Hyman Golden was one of the co-founders of the Snapple Beverage Corporation and was the company's chairman when the firm's juice drinks and teas attained national attention in the late 1980s.

Biography

Golden was born to a Jewish family in Passaic, New Jersey, to an immigrant father from Romania, and grew up in Middle Village, Queens. He served in the United States Air Force. Golden had little formal education and one of his early jobs was as a window washer for his father. He worked as a business broker and later founded a maintenance company together with Leonard Marsh, his wife Mitzi's brother.
Golden co-founded Unadulterated Food Products in 1972 to sell fruit juices to health food stores, together with Marsh and Arnold Greenberg, who himself operated a health food store in Manhattan's East Village. Golden's partners, Marsh and Goldberg, had been childhood friends since the early 1930s, who had both attended PS 165 and Samuel J. Tilden High School in Brooklyn. The word "Snapple" was introduced for a lines of drinks introduced in the early 1980s and is derived from a carbonated apple juice. The firm's iced tea line, introduced in 1987, led to increased sales.

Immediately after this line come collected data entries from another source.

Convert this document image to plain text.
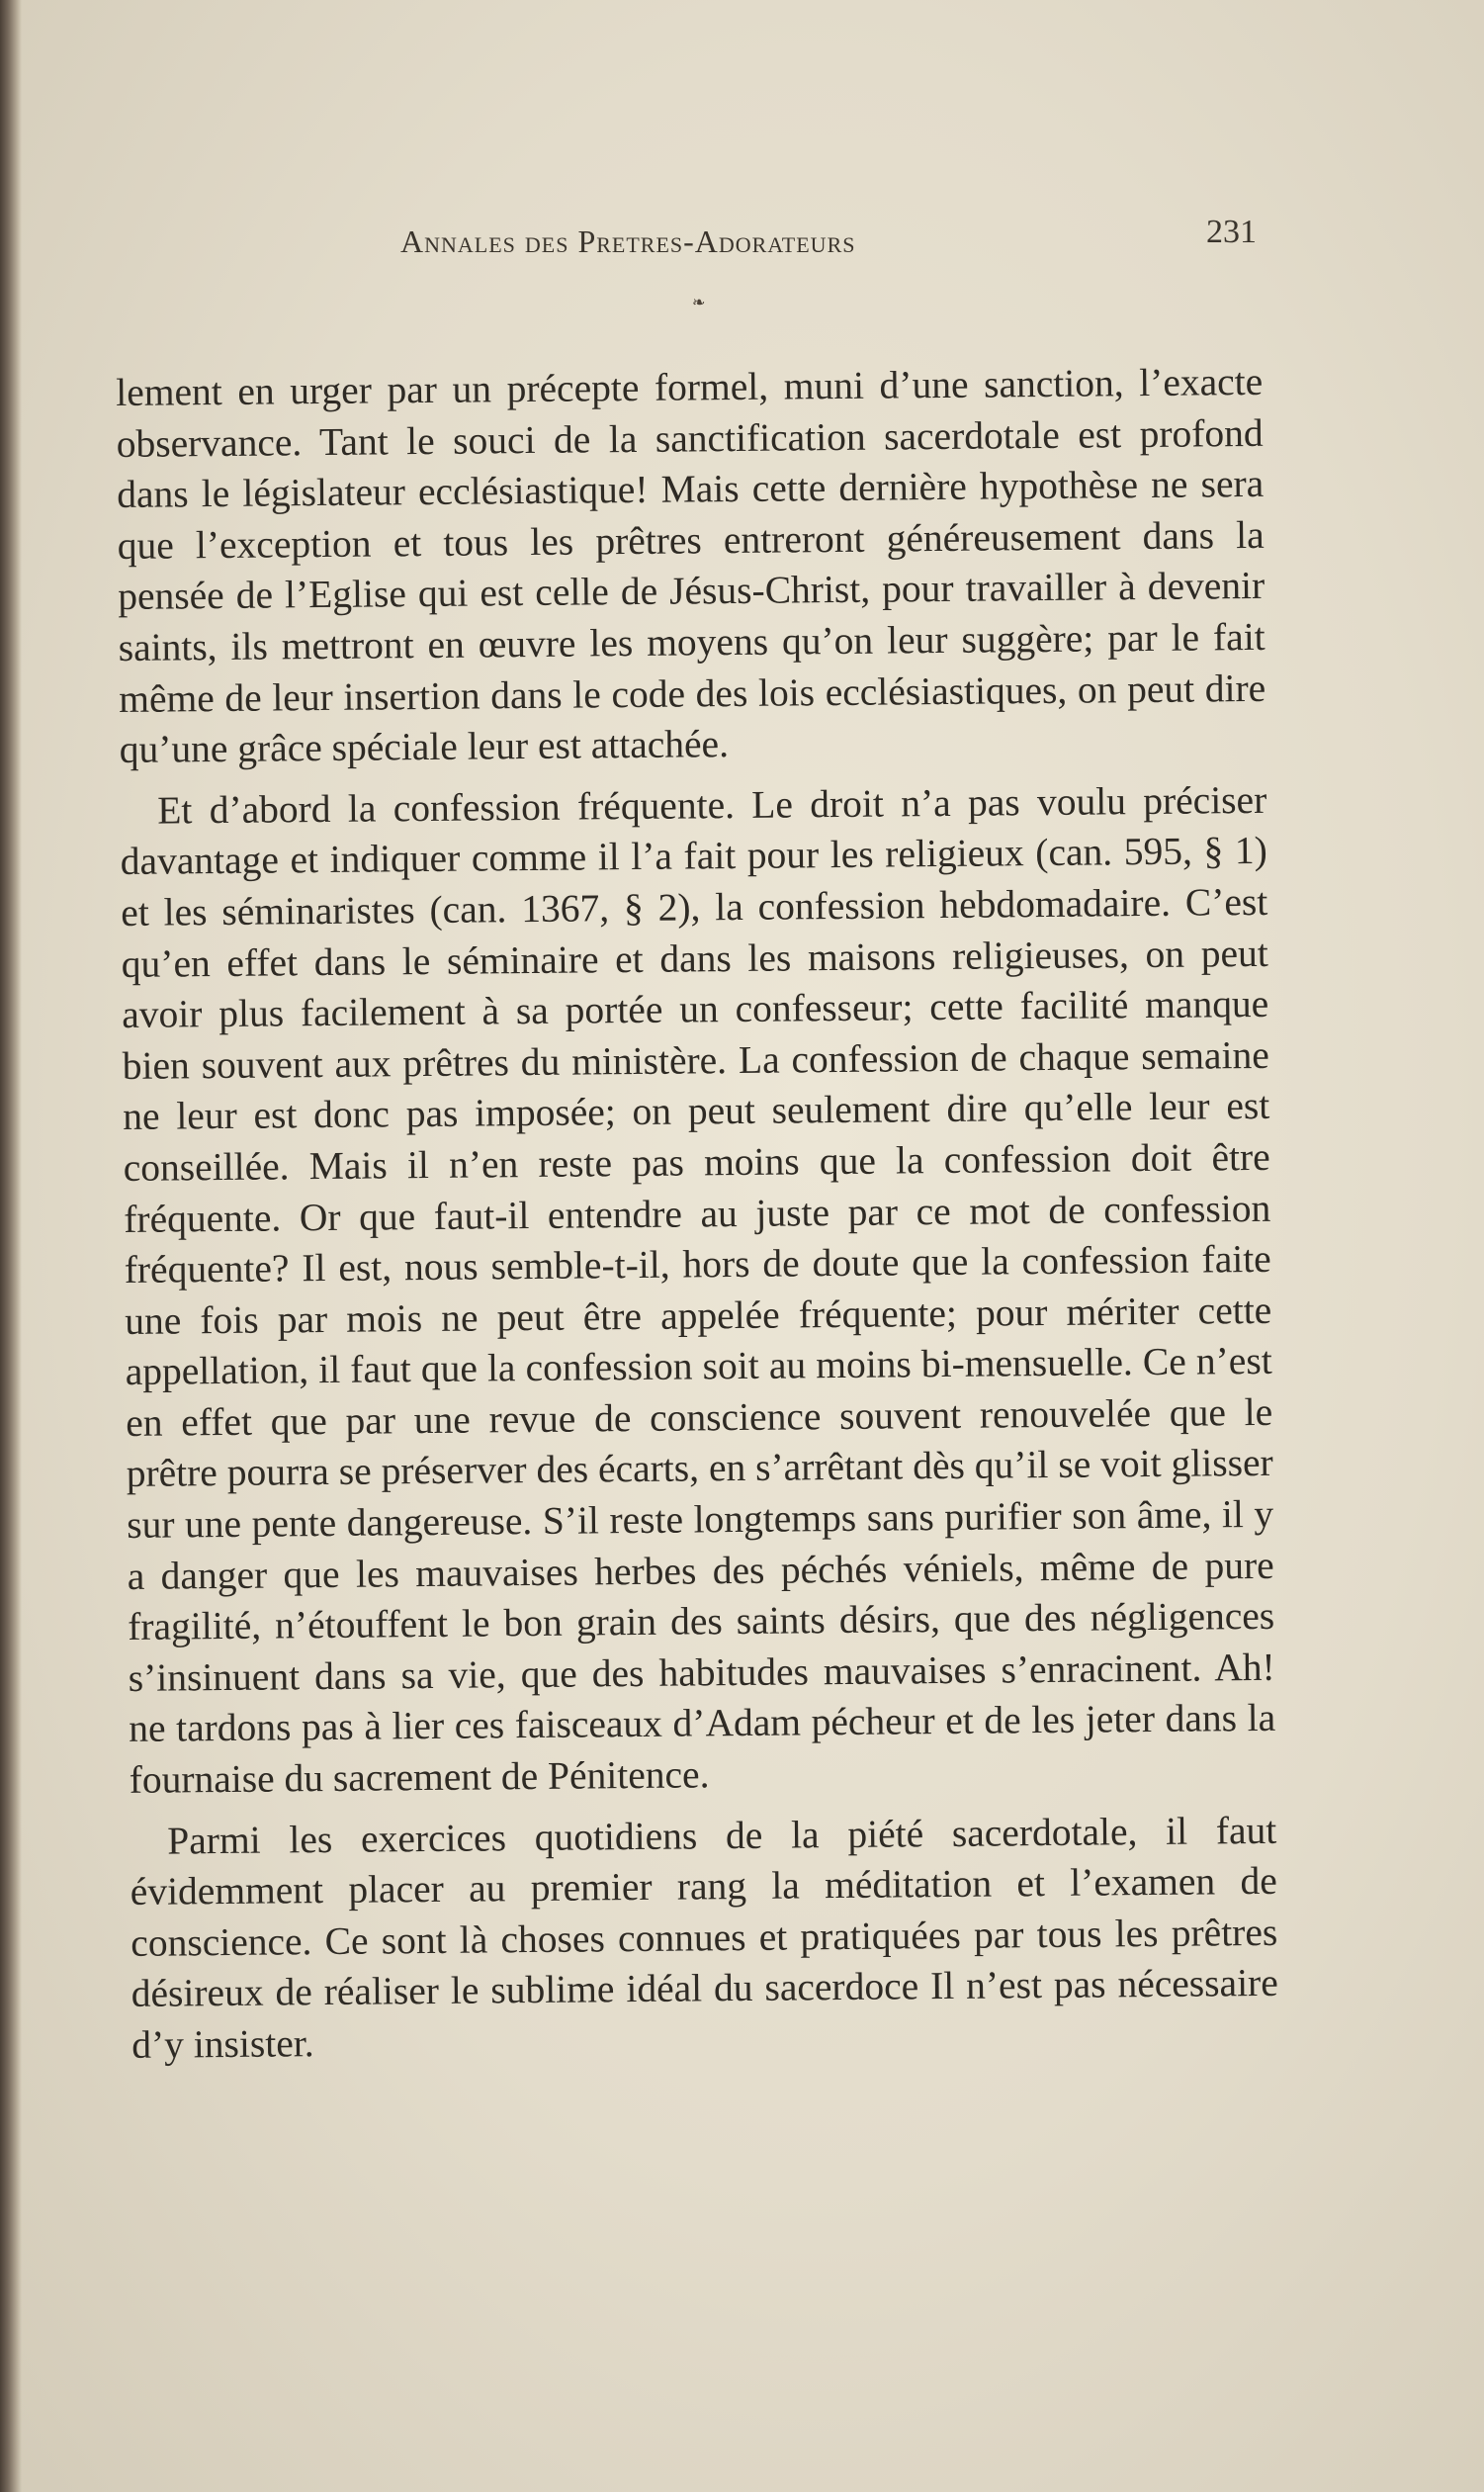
Annales des Pretres-Adorateurs	231
❧

lement en urger par un précepte formel, muni d’une sanction, l’exacte observance. Tant le souci de la sanctification sacerdotale est profond dans le législateur ecclésiastique! Mais cette dernière hypothèse ne sera que l’exception et tous les prêtres entreront généreusement dans la pensée de l’Eglise qui est celle de Jésus-Christ, pour travailler à devenir saints, ils mettront en œuvre les moyens qu’on leur suggère; par le fait même de leur insertion dans le code des lois ecclésiastiques, on peut dire qu’une grâce spéciale leur est attachée.

Et d’abord la confession fréquente. Le droit n’a pas voulu préciser davantage et indiquer comme il l’a fait pour les religieux (can. 595, § 1) et les séminaristes (can. 1367, § 2), la confession hebdomadaire. C’est qu’en effet dans le séminaire et dans les maisons religieuses, on peut avoir plus facilement à sa portée un confesseur; cette facilité manque bien souvent aux prêtres du ministère. La confession de chaque semaine ne leur est donc pas imposée; on peut seulement dire qu’elle leur est conseillée. Mais il n’en reste pas moins que la confession doit être fréquente. Or que faut-il entendre au juste par ce mot de confession fréquente? Il est, nous semble-t-il, hors de doute que la confession faite une fois par mois ne peut être appelée fréquente; pour mériter cette appellation, il faut que la confession soit au moins bi-mensuelle. Ce n’est en effet que par une revue de conscience souvent renouvelée que le prêtre pourra se préserver des écarts, en s’arrêtant dès qu’il se voit glisser sur une pente dangereuse. S’il reste longtemps sans purifier son âme, il y a danger que les mauvaises herbes des péchés véniels, même de pure fragilité, n’étouffent le bon grain des saints désirs, que des négligences s’insinuent dans sa vie, que des habitudes mauvaises s’enracinent. Ah! ne tardons pas à lier ces faisceaux d’Adam pécheur et de les jeter dans la fournaise du sacrement de Pénitence.

Parmi les exercices quotidiens de la piété sacerdotale, il faut évidemment placer au premier rang la méditation et l’examen de conscience. Ce sont là choses connues et pratiquées par tous les prêtres désireux de réaliser le sublime idéal du sacerdoce Il n’est pas nécessaire d’y insister.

The company, originally headquartered in Brooklyn, relocated to Valley Stream, New York, where the partners lived. As the company grew exponentially the firm was bought out by Thomas H. Lee Company in April 1992 for $140 million, with the three original partners retaining a one-third share of the company which had annual sales of $100 million the previous year. The company went public in December 1992 for $10 per share, split two-for-one in 1993, and was bought out by the Quaker Oats Company in November 1994 for $1.7 billion, with $1.1 paying for the 68% share in the firm held by Thomas H. Lee Company, along with Hyman and his original two partners. The company changed hands several times over the years and is now a part of the Dr Pepper Snapple Group. Golden retired as Snapple's chairman in 1995.
He died on September 14, 2008 in Great Neck, New York of complications from a stroke.